Gesundheitszentrum wehrt sich gegen Pläne des Kantons

| Do, 12. Jan. 2017

Das Gesundheitszentrum Fricktal verfügt heute über eine einzige Betriebsbewilligung und einen Leistungsauftrag für die beiden Spitäler Laufenburg und Rheinfelden. Der Kanton möchte dies ändern und die beiden Standorte einzeln bewerten. Dagegen wehren sich das GZF und die Mehrzahl der Fricktaler Grossräte.

Von Valentin Zumsteg

Seit dem Jahr 1999 gehören die beiden Fricktaler Spitäler Laufenburg und Rheinfelden zusammen. Damals, vor 18 Jahren, kam es zur Fusion. Daraus entstand zuerst eine Stiftung und ab 2009 die heutige Gesundheitszentrum Fricktal AG (GZF), welche die beiden Häuser betreibt. Bisher verfügte das Gesundheitszentrum über eine einzige Betriebsbewilligung und einen Leistungsauftrag für beide Spitäler. Dies möchte nun das Departement für Gesundheit und Soziales des Kantons Aargau ändern. Und stösst damit sowohl beim GZF selber als auch bei den meisten Fricktaler Grossrätinnen und Grossräten auf Ablehnung.

 

«Das Rad der Zeit zurückdrehen?»

«Nun muss mit Erstaunen zur Kenntnis genommen werden, dass das Departement für Gesundheit und Soziales die Betriebsbewilligung und den Leistungsauftrag nicht mehr einheitlich an die Gesundheitszentrum Fricktal AG vergeben will, sondern wieder separat pro Standort», heisst es in einer Interpellation an die Regierung, die von 16 der 17 Fricktaler Kantonsparlamentariern unterzeichnet und am Dienstag in Aarau eingereicht worden ist. Auch die Wirtschaftlichkeitsprüfung und damit die Tarifgenehmigung muss wieder separat pro Standort erfolgen – wenn es nach dem Willen des Kantons geht. «Damit soll das Rad der Zeit auf den Stand vor fast 20 Jahren zurückgedreht und ein innovatives, kostengünstiges, funktionierendes und effizientes Erfolgsmodell eingestampft werden», halten die Fricktaler Grossräte fest.
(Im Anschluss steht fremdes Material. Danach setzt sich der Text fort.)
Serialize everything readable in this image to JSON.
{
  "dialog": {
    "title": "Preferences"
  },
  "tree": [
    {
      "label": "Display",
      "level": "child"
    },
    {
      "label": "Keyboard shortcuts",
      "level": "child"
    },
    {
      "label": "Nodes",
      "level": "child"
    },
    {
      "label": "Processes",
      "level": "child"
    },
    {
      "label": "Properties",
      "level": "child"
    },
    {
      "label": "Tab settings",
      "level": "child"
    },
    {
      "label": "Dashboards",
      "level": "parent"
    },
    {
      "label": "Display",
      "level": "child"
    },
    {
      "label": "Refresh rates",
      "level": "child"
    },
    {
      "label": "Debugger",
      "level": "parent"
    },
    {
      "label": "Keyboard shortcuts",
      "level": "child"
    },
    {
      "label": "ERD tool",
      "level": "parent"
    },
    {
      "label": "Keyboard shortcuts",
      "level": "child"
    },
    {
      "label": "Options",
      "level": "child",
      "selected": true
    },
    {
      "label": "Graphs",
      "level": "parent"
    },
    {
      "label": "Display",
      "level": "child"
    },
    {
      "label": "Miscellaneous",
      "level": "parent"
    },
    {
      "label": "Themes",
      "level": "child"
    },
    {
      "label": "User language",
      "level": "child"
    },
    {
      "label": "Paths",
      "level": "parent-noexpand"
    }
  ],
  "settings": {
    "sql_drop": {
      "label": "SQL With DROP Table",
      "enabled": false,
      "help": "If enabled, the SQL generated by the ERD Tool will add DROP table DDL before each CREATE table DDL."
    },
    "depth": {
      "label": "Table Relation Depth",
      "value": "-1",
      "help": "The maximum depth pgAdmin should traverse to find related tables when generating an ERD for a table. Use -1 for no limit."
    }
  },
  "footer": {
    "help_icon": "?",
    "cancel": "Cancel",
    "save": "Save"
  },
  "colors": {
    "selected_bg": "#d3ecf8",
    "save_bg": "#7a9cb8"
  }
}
Sie fürchten eine Kostensteigerung oder einen Leistungsabbau.

In der Interpellation stellen sie dem Kanton sieben Fragen. «Wird seitens des Regierungsrates eine Entwicklung befürwortet, welche die bisher vom Kanton geförderte und geforderte vermehrte Zusammenarbeit zwischen Spitälern massiv erschwert, wenn nicht gar verunmöglicht», wollen sie unter anderem wissen. «Wir fürchten eine Schwächung des Gesundheitszentrums Fricktal», sagt Elisabeth Burgener (SP), Sprecherin der Fricktaler Interpellanten. Sie vermutet eine «verkappte Abbau-Massnahme» als Grund für die Pläne des Kantons.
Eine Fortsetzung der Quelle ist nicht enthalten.